Michael G. May 20, 2020
Why should we stay away from red beets? (asking because I currently have red beets and not golden ones but want to make this recipe)
 
BicycleCurtis October 9, 2018
Regarding not getting browned, crispy skin when roasting a chicken using this method, try removing the pot’s lid for the last 10 minutes of roasting. Basting with some of the accumulated juices or melted butter can add some color as well.
 
BicycleCurtis October 9, 2018
Most whole chickens sold in super markets and grocery stores range in size between 3.5 to 6 pounds. When I roast a chicken, my wife and like leftovers for quesadillas, enchiladas or salads so I’ll go for a size around 5-ish pounds and then adjust cooking time accordingly. The key to insure doneness, check internal temperature as recommended in the recipe.
 
Jeanine G. September 7, 2018
I have never been able to find a 3 pound chicken in my local grocery store. Why do chef's keep making recipes for them?
 
Catherine J. February 22, 2019
You are absolutely right!
 
Susanna February 22, 2019
Look for, or ask for, a fryer instead of a roaster. They are usually beteeen 3 and 4 pounds.
 
hookmountaingrowers April 15, 2018
very nice moist chicken. No crispiness and unable to get that browned look despite searing the skin in the beginning but very happy with the ease and taste of the meal. Just could use more herbs.
 
Barbara G. March 4, 2018
Not seeing the onion wedges in the ingredients list. How many? What kind of onions?
 
Nikkitha B. March 4, 2018
Hi Barbara,

Sorry that got left out. It's 1 medium red or yellow onion, peeled cut in 16 wedges through the root (so the wedges stay intact).
 
Alexandra March 2, 2018
Not directed at you, Jennifer -- it's directed at Food52's food stylist.
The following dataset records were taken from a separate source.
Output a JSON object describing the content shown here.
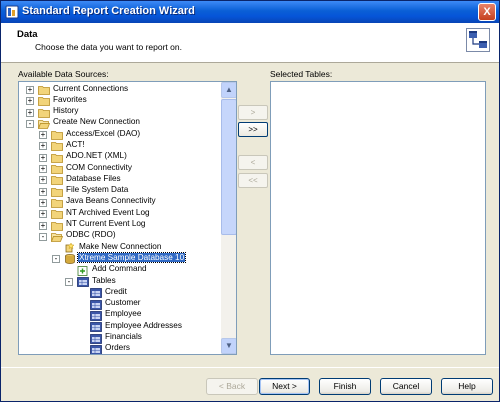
{
  "window": {
    "title": "Standard Report Creation Wizard",
    "close_label": "X"
  },
  "header": {
    "title": "Data",
    "description": "Choose the data you want to report on."
  },
  "left": {
    "label": "Available Data Sources:"
  },
  "right": {
    "label": "Selected Tables:"
  },
  "move_buttons": {
    "add": ">",
    "add_all": ">>",
    "remove": "<",
    "remove_all": "<<"
  },
  "tree": [
    {
      "label": "Current Connections",
      "level": 0,
      "expander": "+",
      "icon": "folder-icon"
    },
    {
      "label": "Favorites",
      "level": 0,
      "expander": "+",
      "icon": "folder-icon"
    },
    {
      "label": "History",
      "level": 0,
      "expander": "+",
      "icon": "folder-icon"
    },
    {
      "label": "Create New Connection",
      "level": 0,
      "expander": "-",
      "icon": "open-folder-icon"
    },
    {
      "label": "Access/Excel (DAO)",
      "level": 1,
      "expander": "+",
      "icon": "folder-icon"
    },
    {
      "label": "ACT!",
      "level": 1,
      "expander": "+",
      "icon": "folder-icon"
    },
    {
      "label": "ADO.NET (XML)",
      "level": 1,
      "expander": "+",
      "icon": "folder-icon"
    },
    {
      "label": "COM Connectivity",
      "level": 1,
      "expander": "+",
      "icon": "folder-icon"
    },
    {
      "label": "Database Files",
      "level": 1,
      "expander": "+",
      "icon": "folder-icon"
    },
    {
      "label": "File System Data",
      "level": 1,
      "expander": "+",
      "icon": "folder-icon"
    },
    {
      "label": "Java Beans Connectivity",
      "level": 1,
      "expander": "+",
      "icon": "folder-icon"
    },
    {
      "label": "NT Archived Event Log",
      "level": 1,
      "expander": "+",
      "icon": "folder-icon"
    },
    {
      "label": "NT Current Event Log",
      "level": 1,
      "expander": "+",
      "icon": "folder-icon"
    },
    {
      "label": "ODBC (RDO)",
      "level": 1,
      "expander": "-",
      "icon": "open-folder-icon"
    },
    {
      "label": "Make New Connection",
      "level": 2,
      "expander": "",
      "icon": "new-connection-icon"
    },
    {
      "label": "Xtreme Sample Database 10",
      "level": 2,
      "expander": "-",
      "icon": "database-icon",
      "selected": true
    },
    {
      "label": "Add Command",
      "level": 3,
      "expander": "",
      "icon": "add-command-icon"
    },
    {
      "label": "Tables",
      "level": 3,
      "expander": "-",
      "icon": "table-icon"
    },
    {
      "label": "Credit",
      "level": 4,
      "expander": "",
      "icon": "table-icon"
    },
    {
      "label": "Customer",
      "level": 4,
      "expander": "",
      "icon": "table-icon"
    },
    {
      "label": "Employee",
      "level": 4,
      "expander": "",
      "icon": "table-icon"
    },
    {
      "label": "Employee Addresses",
      "level": 4,
      "expander": "",
      "icon": "table-icon"
    },
    {
      "label": "Financials",
      "level": 4,
      "expander": "",
      "icon": "table-icon"
    },
    {
      "label": "Orders",
      "level": 4,
      "expander": "",
      "icon": "table-icon"
    }
  ],
  "buttons": {
    "back": "< Back",
    "next": "Next >",
    "finish": "Finish",
    "cancel": "Cancel",
    "help": "Help"
  },
  "colors": {
    "selection": "#316ac5",
    "titlebar": "#0a5fd6",
    "dialog": "#ece9d8"
  }
}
I get food photography magic and all, but burnishing the chicken in a recipe where the chicken is steamed wipes out all suspension of disbelief. People are going to make this recipe and be very confused as to why their chicken comes out looking pallid with rubbery skin when the picture depicts it as deeply caramelized and crisp.

I've made the original recipe.
 
Peter V. March 3, 2018
How do you make the chicken have crisp skin?
 
Nikkitha B. March 4, 2018
Hi,

Thanks for your notes. We made the chicken exactly as was written in the recipe, which is a riff on the original Julia Child one. The chicken gets the color and crisp skin from being browned first, for 15 minutes, on all three sides (step 1). In this step, the chicken is not steamed, but browned. I hope that clears things up.
 
Author Comment
Jennifer C. March 5, 2018
Hello all! The chicken does indeed get a caramelized skin from the browning in Step 1, but it is "not crisp" since it then steams in an enclosed pot. The stylist definitely spent a good amount of time browning the breast and leg area (which you can do too), so it does end up with a wonderful burnished look if you spent the full 15 minutes prescribed for browning.